Lydie SALVAYRE "Pas pleurer" - Prix Goncourt 2014

"Pas pleurer" de Lydie Salvayre, éditions du Seuil, 279 pages, PRIX GONCOURT 2014

La narratrice de "Pas pleurer" nous fait entendre deux voies entrelacées qui nous parlent d'une même réalité historique, l'Espagne des années 1936-1939, en proie à la guerre civile.
Il y a d'une part la voix d'un grand témoin : l'écrivain français Georges Bernanos, installé depuis deux ans à Majorque. Monarchiste catholique et ancien militant de l'Action Française, tout porte Bernanos à sympathiser avec les "nationaux" du Général Franco. Et pourtant, c'est l'inverse qui se produit : révulsé par les massacres systématiques opérés contre les partisans de la République par les insurgés franquistes, révolté par l'absolution immédiate de ces crimes prononcée par l'Eglise espagnole, l'auteur des "Grands cimetières sous la lune" se range progressivement dans le camp de la République espagnole.
Il y a d'autre part la voix de Montse, la mère de la narratrice qui plus de 70 ans après les événements apporte son propre témoignage sur les jours enchantés de l'insurrection libertaire qui enflamma une grande partie de la jeunesse catalane. Dans une langue hybride, mélange de français et de catalan, forgée dans le petit village languedocien où elle a trouvé refuge, Montse révèle à sa fille une partie de son passé qui jusqu'alors était resté flouté : la rivalité et l'opposition mortifère entre José, le frère qu'elle vénère et qui a choisi de donner corps au rêve anarchiste, et celui qu'elle épousera, Diego, un fils de riches propriétaires terriens qui paradoxalement choisit l'adhésion au communisme.
Il ressort du témoignage de Montse un hommage à la jeunesse révolutionnaire espagnole de 1936 et une condamnation sans appel du camp franquiste soutenu par l'Italie fasciste et l'Allemagne nazie.
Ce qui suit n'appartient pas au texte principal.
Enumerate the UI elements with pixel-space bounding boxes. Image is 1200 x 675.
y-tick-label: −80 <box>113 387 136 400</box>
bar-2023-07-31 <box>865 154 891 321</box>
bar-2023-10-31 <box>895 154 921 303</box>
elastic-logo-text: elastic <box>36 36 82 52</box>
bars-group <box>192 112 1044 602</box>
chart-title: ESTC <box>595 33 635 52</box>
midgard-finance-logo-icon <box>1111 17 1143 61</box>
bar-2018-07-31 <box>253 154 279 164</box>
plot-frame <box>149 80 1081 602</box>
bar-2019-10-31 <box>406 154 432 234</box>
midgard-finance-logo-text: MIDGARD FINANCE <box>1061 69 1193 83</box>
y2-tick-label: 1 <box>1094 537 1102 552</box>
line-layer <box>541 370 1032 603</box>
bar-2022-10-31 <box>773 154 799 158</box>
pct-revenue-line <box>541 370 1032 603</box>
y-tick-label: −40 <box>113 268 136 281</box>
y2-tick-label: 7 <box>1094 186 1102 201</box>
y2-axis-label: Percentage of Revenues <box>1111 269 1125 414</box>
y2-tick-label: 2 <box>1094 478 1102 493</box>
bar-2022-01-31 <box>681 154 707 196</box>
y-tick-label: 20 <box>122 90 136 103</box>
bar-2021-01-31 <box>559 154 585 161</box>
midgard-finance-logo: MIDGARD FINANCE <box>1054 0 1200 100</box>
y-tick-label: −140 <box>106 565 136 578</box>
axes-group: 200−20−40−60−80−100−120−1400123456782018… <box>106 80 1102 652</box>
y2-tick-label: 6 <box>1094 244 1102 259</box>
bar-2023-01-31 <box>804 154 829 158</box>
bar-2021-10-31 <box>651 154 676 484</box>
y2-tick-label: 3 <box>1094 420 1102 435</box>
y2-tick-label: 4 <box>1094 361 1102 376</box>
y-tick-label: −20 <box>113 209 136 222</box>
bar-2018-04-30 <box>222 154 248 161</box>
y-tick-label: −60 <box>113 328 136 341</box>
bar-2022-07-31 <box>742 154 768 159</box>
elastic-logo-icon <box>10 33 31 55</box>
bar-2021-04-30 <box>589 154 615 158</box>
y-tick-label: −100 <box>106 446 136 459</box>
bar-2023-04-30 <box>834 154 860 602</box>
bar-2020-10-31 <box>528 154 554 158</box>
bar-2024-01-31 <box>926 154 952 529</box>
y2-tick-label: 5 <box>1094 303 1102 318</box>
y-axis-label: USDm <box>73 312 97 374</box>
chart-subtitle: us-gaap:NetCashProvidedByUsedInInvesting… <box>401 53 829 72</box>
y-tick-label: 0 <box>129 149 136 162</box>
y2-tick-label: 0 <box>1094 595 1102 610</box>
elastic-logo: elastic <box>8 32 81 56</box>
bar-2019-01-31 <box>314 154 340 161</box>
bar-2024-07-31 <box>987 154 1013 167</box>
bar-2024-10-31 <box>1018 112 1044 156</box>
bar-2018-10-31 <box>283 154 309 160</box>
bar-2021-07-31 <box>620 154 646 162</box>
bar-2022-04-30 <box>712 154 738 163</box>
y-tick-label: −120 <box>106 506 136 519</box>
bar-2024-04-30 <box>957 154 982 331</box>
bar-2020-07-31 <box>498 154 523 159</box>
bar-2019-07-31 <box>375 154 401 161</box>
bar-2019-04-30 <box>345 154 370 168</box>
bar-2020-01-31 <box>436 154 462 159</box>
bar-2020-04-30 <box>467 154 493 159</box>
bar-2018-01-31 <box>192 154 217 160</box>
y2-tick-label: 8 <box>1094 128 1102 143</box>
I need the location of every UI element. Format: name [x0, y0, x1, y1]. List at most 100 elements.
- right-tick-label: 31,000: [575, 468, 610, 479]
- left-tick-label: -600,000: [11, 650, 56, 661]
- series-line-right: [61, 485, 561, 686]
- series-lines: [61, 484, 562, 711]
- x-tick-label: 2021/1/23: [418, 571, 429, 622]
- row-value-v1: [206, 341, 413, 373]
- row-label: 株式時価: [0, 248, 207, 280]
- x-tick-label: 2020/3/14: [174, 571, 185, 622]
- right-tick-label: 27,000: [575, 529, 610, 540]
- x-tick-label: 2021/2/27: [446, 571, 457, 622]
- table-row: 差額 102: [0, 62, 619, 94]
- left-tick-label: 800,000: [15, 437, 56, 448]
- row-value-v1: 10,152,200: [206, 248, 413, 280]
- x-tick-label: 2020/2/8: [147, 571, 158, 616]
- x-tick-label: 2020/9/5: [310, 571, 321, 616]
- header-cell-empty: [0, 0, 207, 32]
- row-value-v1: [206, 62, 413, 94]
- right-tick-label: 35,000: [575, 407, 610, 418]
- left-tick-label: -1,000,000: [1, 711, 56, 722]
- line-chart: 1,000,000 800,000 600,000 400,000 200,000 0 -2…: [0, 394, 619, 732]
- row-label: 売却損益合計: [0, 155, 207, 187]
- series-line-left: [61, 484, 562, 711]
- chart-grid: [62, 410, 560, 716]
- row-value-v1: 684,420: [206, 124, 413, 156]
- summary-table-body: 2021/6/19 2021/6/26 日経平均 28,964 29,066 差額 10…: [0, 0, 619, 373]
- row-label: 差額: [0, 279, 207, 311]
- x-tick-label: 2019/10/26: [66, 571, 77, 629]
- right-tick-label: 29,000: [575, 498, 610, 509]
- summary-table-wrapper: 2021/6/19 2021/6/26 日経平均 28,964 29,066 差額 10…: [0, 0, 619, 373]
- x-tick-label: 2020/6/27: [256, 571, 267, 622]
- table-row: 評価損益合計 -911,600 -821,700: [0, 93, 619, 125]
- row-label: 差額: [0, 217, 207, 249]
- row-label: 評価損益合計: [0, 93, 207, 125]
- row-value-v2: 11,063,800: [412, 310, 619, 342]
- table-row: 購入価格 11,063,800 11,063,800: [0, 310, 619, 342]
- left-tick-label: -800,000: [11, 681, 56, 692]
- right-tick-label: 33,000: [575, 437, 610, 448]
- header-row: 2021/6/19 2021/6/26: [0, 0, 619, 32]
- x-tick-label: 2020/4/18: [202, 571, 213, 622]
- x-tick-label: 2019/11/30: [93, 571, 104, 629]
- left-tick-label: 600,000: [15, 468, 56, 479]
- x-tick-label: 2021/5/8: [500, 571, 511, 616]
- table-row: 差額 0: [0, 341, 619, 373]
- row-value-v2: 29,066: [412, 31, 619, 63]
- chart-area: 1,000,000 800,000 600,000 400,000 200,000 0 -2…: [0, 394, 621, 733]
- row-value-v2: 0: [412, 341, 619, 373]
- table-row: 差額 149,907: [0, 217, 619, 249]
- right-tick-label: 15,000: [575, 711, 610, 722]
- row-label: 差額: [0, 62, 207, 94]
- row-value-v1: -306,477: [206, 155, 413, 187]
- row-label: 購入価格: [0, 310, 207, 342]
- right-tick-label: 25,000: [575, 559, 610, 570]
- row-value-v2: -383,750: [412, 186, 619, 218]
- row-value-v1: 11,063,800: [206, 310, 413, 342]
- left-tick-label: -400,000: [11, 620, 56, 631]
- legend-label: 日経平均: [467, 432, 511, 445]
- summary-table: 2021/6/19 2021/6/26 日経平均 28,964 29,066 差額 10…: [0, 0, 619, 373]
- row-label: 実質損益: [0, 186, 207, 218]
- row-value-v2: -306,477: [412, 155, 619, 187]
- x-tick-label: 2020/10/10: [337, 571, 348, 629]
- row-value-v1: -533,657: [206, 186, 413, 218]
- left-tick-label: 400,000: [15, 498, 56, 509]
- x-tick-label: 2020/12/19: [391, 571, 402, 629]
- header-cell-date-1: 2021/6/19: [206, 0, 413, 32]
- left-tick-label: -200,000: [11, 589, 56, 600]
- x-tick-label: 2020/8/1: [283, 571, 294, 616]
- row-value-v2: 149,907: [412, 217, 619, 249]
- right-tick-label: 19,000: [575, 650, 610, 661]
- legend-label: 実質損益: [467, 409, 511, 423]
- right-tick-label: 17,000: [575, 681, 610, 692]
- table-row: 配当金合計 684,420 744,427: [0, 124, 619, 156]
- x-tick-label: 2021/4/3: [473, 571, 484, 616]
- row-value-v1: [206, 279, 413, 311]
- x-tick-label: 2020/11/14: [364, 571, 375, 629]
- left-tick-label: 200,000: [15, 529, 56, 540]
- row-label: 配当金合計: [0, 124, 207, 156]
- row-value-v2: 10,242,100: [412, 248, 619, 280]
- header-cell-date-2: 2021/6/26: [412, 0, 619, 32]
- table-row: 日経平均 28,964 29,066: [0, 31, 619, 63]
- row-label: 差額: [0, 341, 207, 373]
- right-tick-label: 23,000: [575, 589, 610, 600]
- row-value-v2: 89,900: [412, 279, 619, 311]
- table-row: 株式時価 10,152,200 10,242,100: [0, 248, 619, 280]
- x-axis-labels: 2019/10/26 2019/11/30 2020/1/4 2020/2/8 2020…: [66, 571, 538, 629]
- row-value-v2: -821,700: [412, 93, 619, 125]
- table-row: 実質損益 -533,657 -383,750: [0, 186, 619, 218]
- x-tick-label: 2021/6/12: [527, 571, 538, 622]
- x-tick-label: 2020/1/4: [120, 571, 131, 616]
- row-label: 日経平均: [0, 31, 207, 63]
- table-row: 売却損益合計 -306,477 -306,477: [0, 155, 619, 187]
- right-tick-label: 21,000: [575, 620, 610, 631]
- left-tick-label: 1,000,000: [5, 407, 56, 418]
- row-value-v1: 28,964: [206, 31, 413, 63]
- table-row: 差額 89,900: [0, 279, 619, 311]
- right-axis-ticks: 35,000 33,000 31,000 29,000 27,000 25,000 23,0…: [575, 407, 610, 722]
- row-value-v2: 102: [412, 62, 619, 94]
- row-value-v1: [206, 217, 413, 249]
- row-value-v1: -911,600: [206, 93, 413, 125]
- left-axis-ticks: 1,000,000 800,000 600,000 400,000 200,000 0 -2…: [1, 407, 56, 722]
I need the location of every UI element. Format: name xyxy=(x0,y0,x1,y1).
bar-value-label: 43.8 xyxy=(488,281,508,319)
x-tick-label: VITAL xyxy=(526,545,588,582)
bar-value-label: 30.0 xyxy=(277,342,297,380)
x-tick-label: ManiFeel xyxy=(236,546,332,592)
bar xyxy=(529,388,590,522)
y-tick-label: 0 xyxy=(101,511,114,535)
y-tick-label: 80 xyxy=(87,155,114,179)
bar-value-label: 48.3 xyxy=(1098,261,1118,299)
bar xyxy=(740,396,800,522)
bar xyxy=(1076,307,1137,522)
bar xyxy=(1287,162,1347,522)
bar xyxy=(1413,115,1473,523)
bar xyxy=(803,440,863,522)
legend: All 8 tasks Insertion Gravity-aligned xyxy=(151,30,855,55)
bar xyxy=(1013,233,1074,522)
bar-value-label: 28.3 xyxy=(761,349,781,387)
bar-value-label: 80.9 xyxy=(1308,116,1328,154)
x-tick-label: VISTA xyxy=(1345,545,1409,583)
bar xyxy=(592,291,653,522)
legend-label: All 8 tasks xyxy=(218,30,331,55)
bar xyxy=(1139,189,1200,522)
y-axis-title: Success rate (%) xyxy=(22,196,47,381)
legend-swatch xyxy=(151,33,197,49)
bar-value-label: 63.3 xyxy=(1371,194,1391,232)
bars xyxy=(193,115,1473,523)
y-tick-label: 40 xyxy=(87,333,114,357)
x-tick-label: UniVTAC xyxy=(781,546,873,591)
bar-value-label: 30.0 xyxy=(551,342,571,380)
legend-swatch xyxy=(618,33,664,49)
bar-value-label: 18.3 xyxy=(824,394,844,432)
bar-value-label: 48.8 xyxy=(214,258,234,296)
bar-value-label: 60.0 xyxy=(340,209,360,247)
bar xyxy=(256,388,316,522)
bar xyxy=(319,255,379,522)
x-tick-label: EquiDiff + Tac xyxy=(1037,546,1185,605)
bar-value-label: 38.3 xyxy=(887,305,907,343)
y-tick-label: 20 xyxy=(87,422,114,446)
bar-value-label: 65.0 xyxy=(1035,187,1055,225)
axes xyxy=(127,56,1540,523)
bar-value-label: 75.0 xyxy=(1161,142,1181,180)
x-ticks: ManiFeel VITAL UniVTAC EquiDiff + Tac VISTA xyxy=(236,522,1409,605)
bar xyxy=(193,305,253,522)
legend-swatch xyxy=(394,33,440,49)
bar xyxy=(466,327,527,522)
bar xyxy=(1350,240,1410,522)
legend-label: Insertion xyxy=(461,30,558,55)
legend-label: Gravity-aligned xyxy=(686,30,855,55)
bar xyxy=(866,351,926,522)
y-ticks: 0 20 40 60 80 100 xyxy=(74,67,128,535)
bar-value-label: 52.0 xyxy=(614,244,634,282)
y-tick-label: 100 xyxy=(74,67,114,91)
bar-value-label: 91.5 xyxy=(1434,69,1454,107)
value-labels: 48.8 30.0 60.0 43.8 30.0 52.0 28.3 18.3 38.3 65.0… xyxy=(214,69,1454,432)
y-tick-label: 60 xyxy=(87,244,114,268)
Mais la force du livre de Lydie Salvayre est aussi de restituer cet épisode de l'histoire contemporaine dans toute sa complexité et en évitant le manichéisme (elle ne cache pas que des crimes ont parfois été commis dans le camp républicain).
Au-delà du plaisir de la lecture (ce roman se lit sans difficulté), il permet au lecteur de se remémorer un passé aujourd'hui un peu oublié, et pour nous qui vivons en Haute-Savoie de mieux comprendre les ressorts qui animèrent les jeunes républicains espagnols réfugiés dans notre département lorsqu'ils firent majoritairement le choix de se mettre au service de la Résistance française dans le combat contre l'occupant nazi et ses complices, pour la libération de la France.